Speaking on day one of the annual CPAC conference near Washington, DC, the libertarian-leaning senator briefly rehashed his arguments from last week’s 13-hour filibuster on the Senate floor by once again voicing his concern with Pres. Obama’s interpretation with the US Constitution.
“No one person gets to decide the law,” and, “no one person gets to decide your guilt or innocence,” said Sen. Paul. “My question to the president was about more than just killing Americans on American soil. My question was about whether presidential power has limits.”
In the wake of leaked Obama administration memos that justify the extrajudicial killing of Americans suspected of terrorism, Sen. Paul has demanded that the White House answer questions about the president’s authority when it comes to condemning his own citizens to death-by-drone without ever asking for a trial. Following last week’s marathon filibuster, the Department of Justice and White House alike both admitted that the president does not in fact have the authority to execute US citizens without guaranteeing them due process. Even after saying he was satisfied with that answer, though, Sen. Paul told the CPAC crowd this week that he has questions about the president’s own interpretation of his role as commander-in-chief.

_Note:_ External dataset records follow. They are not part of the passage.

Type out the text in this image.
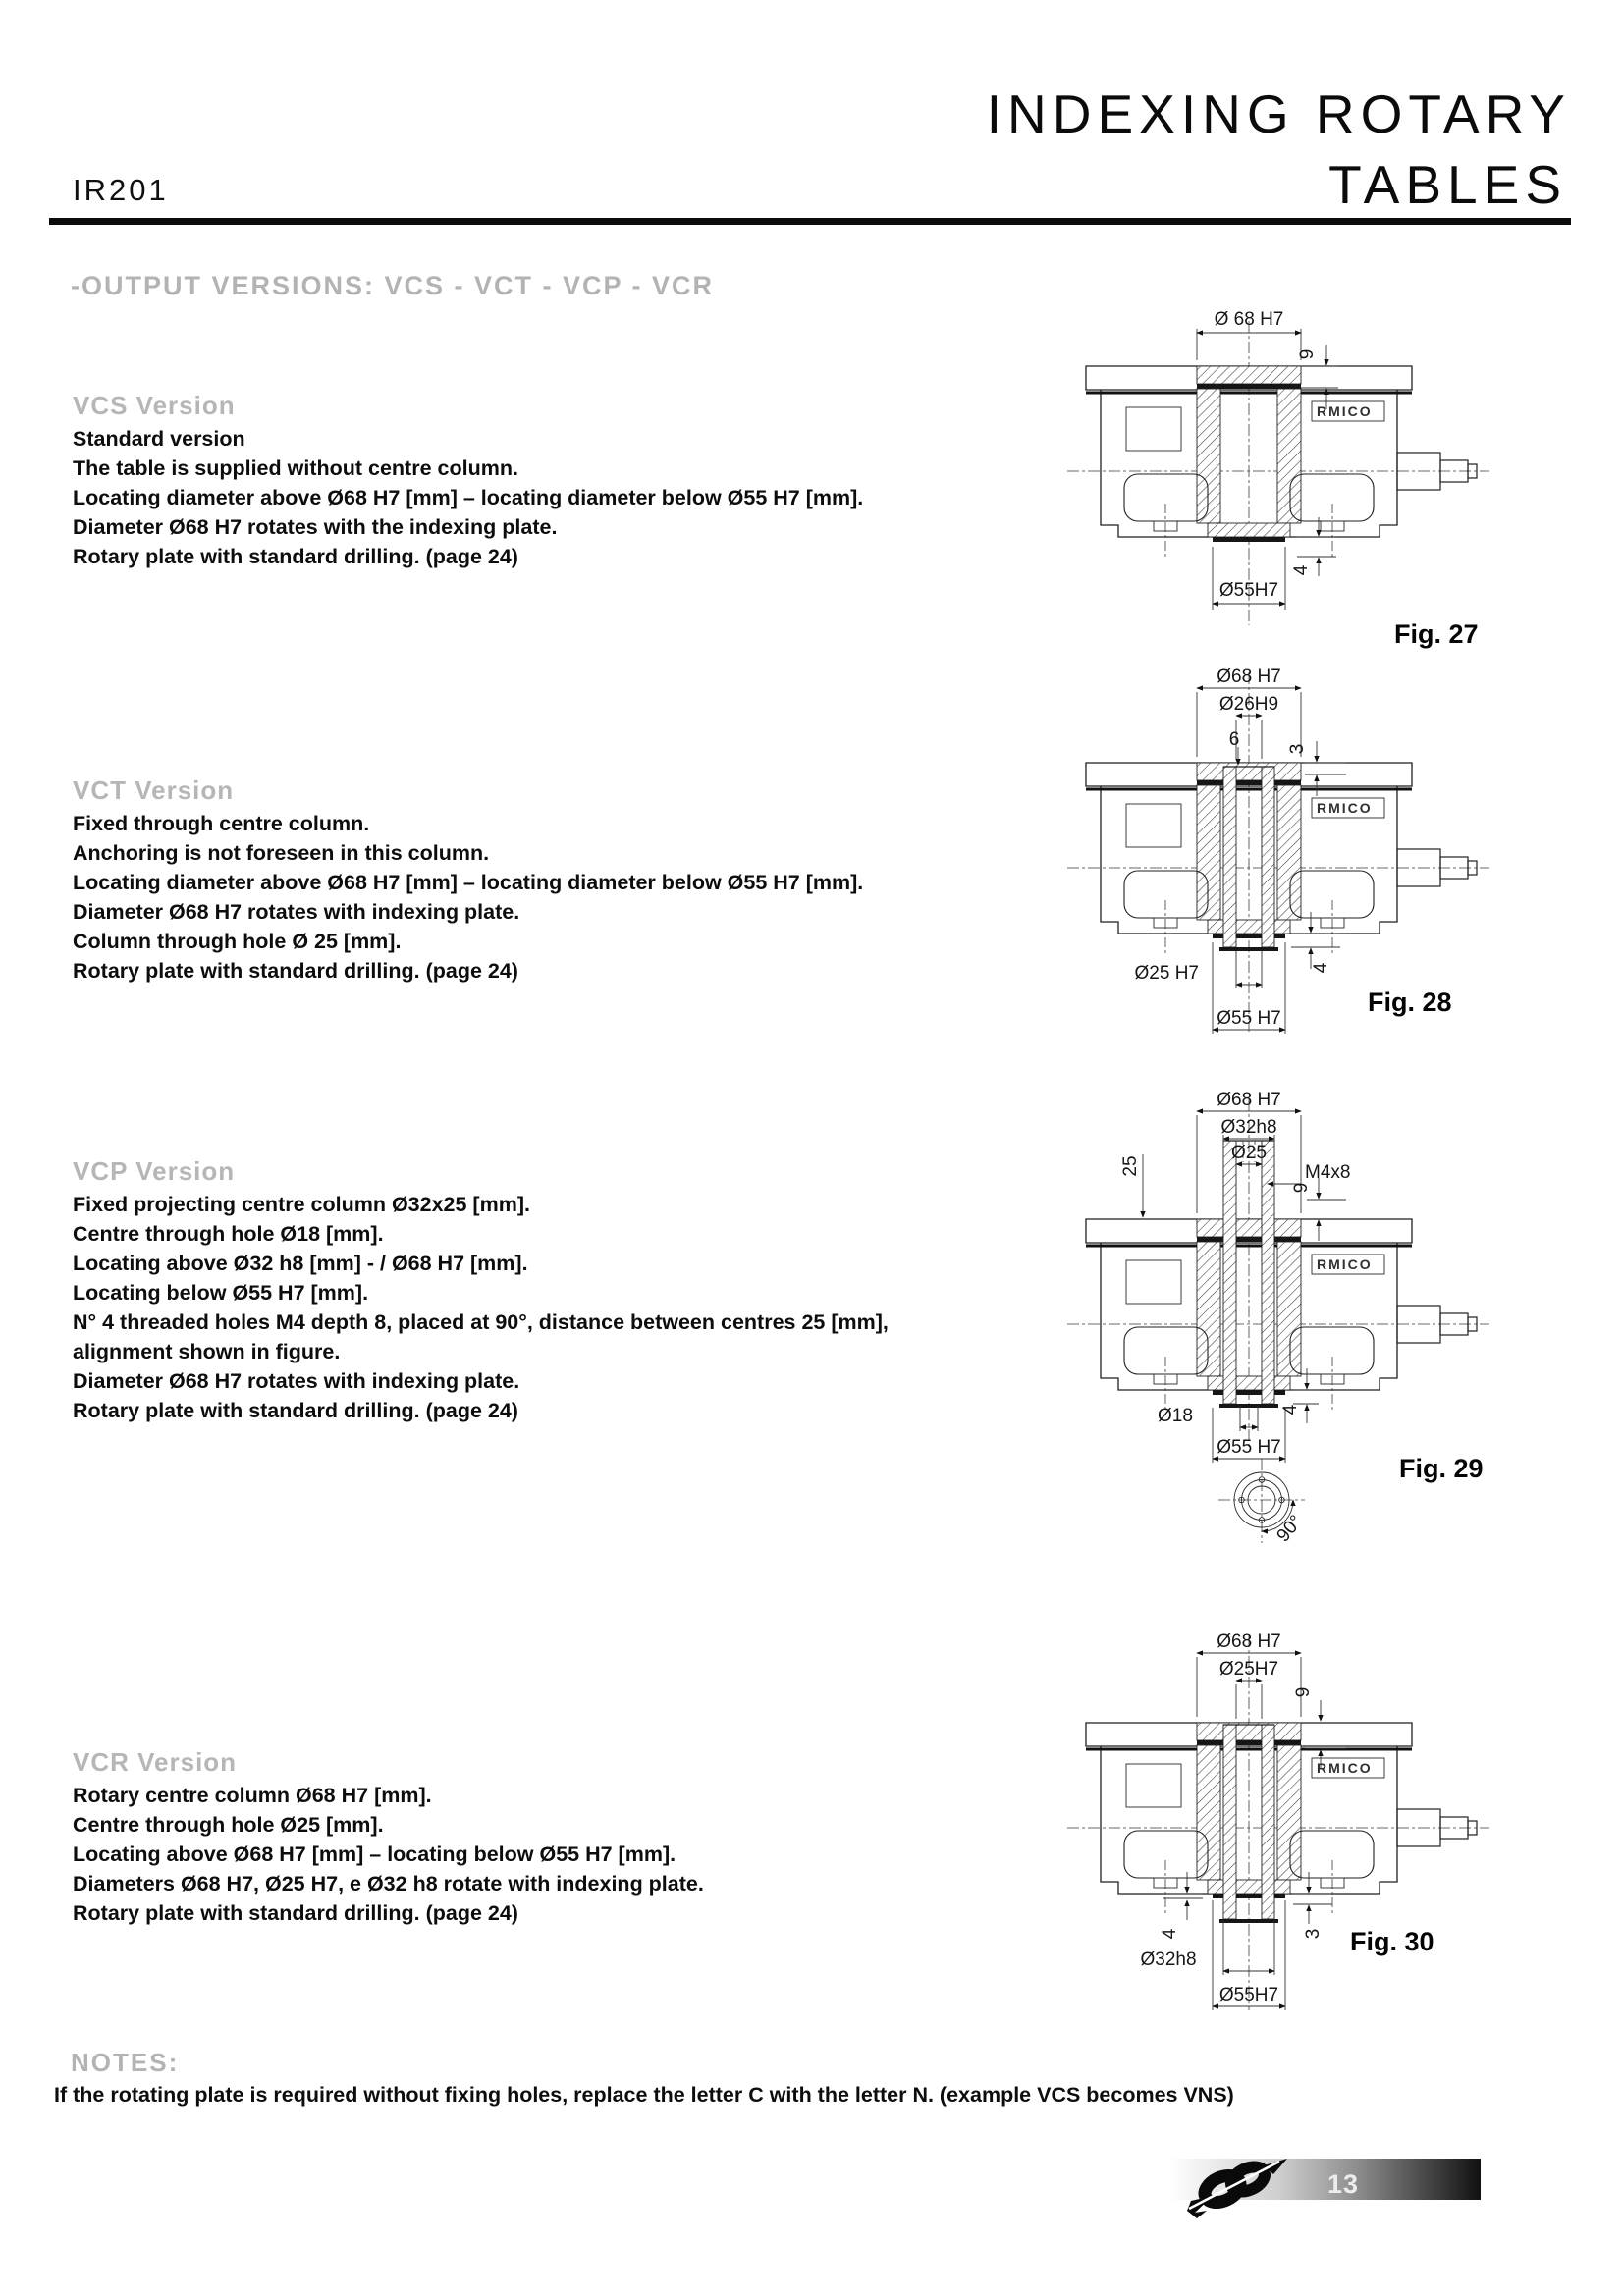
INDEXING ROTARY
TABLES
IR201
-OUTPUT VERSIONS: VCS - VCT - VCP - VCR
VCS Version
Standard version
The table is supplied without centre column.
Locating diameter above Ø68 H7 [mm] – locating diameter below Ø55 H7 [mm].
Diameter Ø68 H7 rotates with the indexing plate.
Rotary plate with standard drilling. (page 24)
VCT Version
Fixed through centre column.
Anchoring is not foreseen in this column.
Locating diameter above Ø68 H7 [mm] – locating diameter below Ø55 H7 [mm].
Diameter Ø68 H7 rotates with indexing plate.
Column through hole Ø 25 [mm].
Rotary plate with standard drilling. (page 24)
VCP Version
Fixed projecting centre column Ø32x25 [mm].
Centre through hole Ø18 [mm].
Locating above Ø32 h8 [mm] - / Ø68 H7 [mm].
Locating below Ø55 H7 [mm].
N° 4 threaded holes M4 depth 8, placed at 90°, distance between centres 25 [mm],
alignment shown in figure.
Diameter Ø68 H7 rotates with indexing plate.
Rotary plate with standard drilling. (page 24)
VCR Version
Rotary centre column Ø68 H7 [mm].
Centre through hole Ø25 [mm].
Locating above Ø68 H7 [mm] – locating below Ø55 H7 [mm].
Diameters Ø68 H7, Ø25 H7, e Ø32 h8 rotate with indexing plate.
Rotary plate with standard drilling. (page 24)
RMICO
Ø 68 H7
9
Ø55H7
4
Fig. 27
RMICO
Ø68 H7
Ø26H9
6	3
Ø25 H7
Ø55 H7
4
Fig. 28
RMICO
Ø68 H7
Ø32h8
Ø25
25	M4x8
9
Ø18	4
Ø55 H7
90°
Fig. 29
RMICO
Ø68 H7
Ø25H7
9
4	3
Ø32h8
Ø55H7
Fig. 30
NOTES:
If the rotating plate is required without fixing holes, replace the letter C with the letter N. (example VCS becomes VNS)
13
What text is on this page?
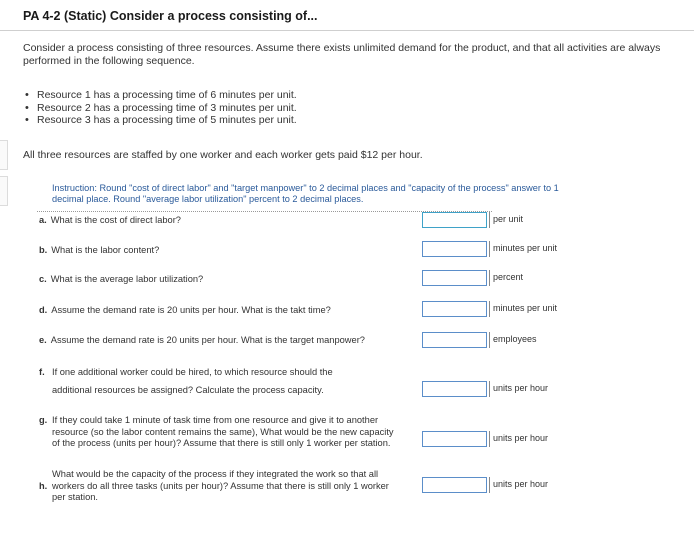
PA 4-2 (Static) Consider a process consisting of...
Consider a process consisting of three resources. Assume there exists unlimited demand for the product, and that all activities are always performed in the following sequence.
• Resource 1 has a processing time of 6 minutes per unit.
• Resource 2 has a processing time of 3 minutes per unit.
• Resource 3 has a processing time of 5 minutes per unit.
All three resources are staffed by one worker and each worker gets paid $12 per hour.
Instruction: Round "cost of direct labor" and "target manpower" to 2 decimal places and "capacity of the process" answer to 1 decimal place. Round "average labor utilization" percent to 2 decimal places.
a. What is the cost of direct labor?	per unit
b. What is the labor content?	minutes per unit
c. What is the average labor utilization?	percent
d. Assume the demand rate is 20 units per hour. What is the takt time?	minutes per unit
e. Assume the demand rate is 20 units per hour. What is the target manpower?	employees
f. If one additional worker could be hired, to which resource should the
additional resources be assigned? Calculate the process capacity.	units per hour
g. If they could take 1 minute of task time from one resource and give it to another
resource (so the labor content remains the same), What would be the new capacity
of the process (units per hour)? Assume that there is still only 1 worker per station.	units per hour
h.
What would be the capacity of the process if they integrated the work so that all
workers do all three tasks (units per hour)? Assume that there is still only 1 worker
per station.
units per hour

Of particular concern, said the senator, was Pres. Obama’s December 31, 2011 signing of the National Defense Authorization Act, an annual Pentagon spending bill that last year included a provision allowing for the indefinite detention of US citizens without charge or trial. Under the NDAA, US citizens can be locked up for life if the government has only a minor suspicion even that they have ties with suspected terrorists. The Obama administration has since been in and out of court over the matter after a group of human rights workers and journalists sued the White House, claiming that the law could chill free speech in America by having reporters imprisoned merely for conversing with suspected terrorists. Despite vowing to not sign the NDAA into law, the Obama administration has defended the legislation vigorously in federal court during the last year.
“President Obama, who seemed once upon a time to respect civil liberties, has become the president who signed a law allowing for the indefinite detention of American citizens. Indeed, a law that allows an American citizen to be sent to Guantanamo Bay without a trial,” Sen. Paul said on Thursday. “Now Pres. Obama defends his signing of this bill by saying he has no intention of detaining an American citizen without a trial. Likewise, he defended possible drone strikes on Americans by indicating that he had no intention of doing so.”
“My 13 hour filibuster was a message to the president that good intentions are not enough,” said the senator. “The filibuster was about drones, but also about much more. Do we have a Bill of Rights? Do we have a Constitution? And will we defend it?”
CPAC will continue throughout the weekend with appearances scheduled by other well-known members of the Republican Party, including House Majority Leader Eric Cantor, former House Speaker Newt Gingrich and billionaire real estate mogul Donald Trump.